A federal judge ordered the Trump administration to stop its new policy of sending asylum-seekers who jumped the border back to Mexico to wait while their cases proceed, ruling Monday that the plan was likely illegal.
Known informally as the “wait-in-Mexico policy,” and officially as the Migrant Protection Protocols, the plan was a major part of the administration’s moves to try to stem the flow of immigrants crossing into the U.S. illegally.
Judge Richard Seeborg, an Obama appointee to the bench, said not only does the policy violate immigration law, but Mexico is so dangerous that making asylum-seekers wait there — even if they’re not from Mexico — is untenable.
Judge Seeborg said it may be possible to come up with a policy that would be legal, with sufficient safeguards, but the Trump administration’s version doesn’t cut it.
He gave the government until Friday to appeal, and then his ruling will take effect. Any appeal would go to the 9th Circuit Court of Appeals, which is the court President Trump regularly bashes, arguing it is biased against him.
The American Civil Liberties Union, which argued the case before Judge Seeborg, said the decision was a major setback for the president’s get-tough approach.
“Try as it may, the Trump administration cannot simply ignore our laws in order to accomplish its goal of preventing people from seeking asylum in the United States,” said Judy Rabinovitz, deputy director of the ACLU’s Immigrants’ Rights Project.
Federal law allows the government to make immigrants who illegally jumped the border go back and wait on the other side of the border — either Mexico or Canada.
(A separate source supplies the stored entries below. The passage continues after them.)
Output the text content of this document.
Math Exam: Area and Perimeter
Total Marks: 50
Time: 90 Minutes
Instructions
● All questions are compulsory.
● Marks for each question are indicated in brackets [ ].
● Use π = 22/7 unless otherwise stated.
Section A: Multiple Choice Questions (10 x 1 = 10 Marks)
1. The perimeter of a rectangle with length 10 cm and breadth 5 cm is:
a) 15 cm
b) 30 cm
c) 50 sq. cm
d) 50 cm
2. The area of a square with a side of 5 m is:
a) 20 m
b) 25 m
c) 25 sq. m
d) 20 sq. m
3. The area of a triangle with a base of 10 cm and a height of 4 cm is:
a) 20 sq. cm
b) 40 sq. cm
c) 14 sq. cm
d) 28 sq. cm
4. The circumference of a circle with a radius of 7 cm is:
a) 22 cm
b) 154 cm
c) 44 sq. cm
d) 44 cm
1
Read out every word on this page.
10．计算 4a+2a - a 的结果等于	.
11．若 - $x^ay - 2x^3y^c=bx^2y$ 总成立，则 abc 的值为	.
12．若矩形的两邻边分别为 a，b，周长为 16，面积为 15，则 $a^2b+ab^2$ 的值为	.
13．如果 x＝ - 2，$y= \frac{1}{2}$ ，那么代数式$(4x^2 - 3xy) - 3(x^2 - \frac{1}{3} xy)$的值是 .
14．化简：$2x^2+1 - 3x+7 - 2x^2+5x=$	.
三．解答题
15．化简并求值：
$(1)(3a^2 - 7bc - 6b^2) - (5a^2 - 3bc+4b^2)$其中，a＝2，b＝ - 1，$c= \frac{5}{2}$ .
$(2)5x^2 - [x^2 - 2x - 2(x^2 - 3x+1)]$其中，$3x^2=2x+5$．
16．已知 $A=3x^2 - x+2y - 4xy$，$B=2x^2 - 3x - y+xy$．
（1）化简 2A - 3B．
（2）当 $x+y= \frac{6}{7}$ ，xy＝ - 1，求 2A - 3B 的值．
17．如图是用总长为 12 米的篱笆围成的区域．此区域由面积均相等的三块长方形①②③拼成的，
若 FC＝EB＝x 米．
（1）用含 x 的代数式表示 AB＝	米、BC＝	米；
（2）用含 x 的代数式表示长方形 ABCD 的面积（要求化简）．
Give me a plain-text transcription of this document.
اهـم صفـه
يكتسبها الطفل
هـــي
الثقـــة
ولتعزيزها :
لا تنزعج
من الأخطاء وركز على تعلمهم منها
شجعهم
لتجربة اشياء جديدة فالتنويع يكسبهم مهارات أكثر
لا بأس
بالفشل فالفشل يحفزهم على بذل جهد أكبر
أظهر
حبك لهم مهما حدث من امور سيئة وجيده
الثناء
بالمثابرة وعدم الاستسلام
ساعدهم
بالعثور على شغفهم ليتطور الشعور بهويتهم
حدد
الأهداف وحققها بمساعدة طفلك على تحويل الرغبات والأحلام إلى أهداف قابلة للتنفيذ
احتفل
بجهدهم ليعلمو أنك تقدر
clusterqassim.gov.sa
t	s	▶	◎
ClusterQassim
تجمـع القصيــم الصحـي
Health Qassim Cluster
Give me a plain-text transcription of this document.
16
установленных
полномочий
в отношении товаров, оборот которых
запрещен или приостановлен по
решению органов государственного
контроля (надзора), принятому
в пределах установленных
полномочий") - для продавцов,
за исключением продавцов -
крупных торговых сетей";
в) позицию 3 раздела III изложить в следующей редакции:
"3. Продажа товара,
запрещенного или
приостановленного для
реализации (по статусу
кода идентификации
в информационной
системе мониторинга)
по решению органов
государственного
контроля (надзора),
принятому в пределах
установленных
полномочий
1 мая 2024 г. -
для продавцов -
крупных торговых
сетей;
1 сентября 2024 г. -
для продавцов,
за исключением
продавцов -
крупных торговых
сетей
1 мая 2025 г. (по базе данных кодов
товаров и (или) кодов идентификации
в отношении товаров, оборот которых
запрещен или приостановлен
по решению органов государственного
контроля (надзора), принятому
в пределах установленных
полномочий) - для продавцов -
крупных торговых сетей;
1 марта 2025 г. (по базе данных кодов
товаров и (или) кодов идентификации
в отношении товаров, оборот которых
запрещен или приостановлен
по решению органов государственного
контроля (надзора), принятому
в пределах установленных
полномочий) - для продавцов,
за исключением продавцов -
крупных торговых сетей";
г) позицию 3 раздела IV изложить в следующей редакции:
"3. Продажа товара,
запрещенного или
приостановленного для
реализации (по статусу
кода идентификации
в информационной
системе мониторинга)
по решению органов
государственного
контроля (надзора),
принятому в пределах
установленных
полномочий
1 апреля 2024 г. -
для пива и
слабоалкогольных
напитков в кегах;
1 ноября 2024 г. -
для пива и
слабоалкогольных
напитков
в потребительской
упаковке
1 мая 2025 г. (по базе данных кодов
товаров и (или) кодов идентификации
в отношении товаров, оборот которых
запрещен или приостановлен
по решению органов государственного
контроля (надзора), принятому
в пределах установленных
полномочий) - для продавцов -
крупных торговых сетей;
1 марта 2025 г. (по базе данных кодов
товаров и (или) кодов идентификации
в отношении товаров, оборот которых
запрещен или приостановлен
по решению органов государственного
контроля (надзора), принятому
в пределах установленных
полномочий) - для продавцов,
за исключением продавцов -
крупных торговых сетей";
But no previous administration had tested that policy.
Mr. Trump, though, included it as part of his original series of immigration executive orders in January 2017. It took two years for his administration to pull the trigger, implementing it this year as the border surge of immigrants crossing illegally grew.
Migrants from Central America have figured out how to use asylum claims to gain a foothold in the U.S., where they are quickly released and disappear into the shadows. In moving ahead with the wait-in-Mexico policy, the administration hoped to deny them the chance to disappear into the U.S., figuring that would discourage some from coming.
The program has started slowly. The Department of Homeland Security has been reluctant to talk numbers, but was slowly expanding the program and working with Mexico to make sure the country could handle the people the U.S. would be sending back.
But last week, Homeland Security Secretary Kirstjen Nielsen said she was expanding use of the program.
She was ousted from her position Sunday.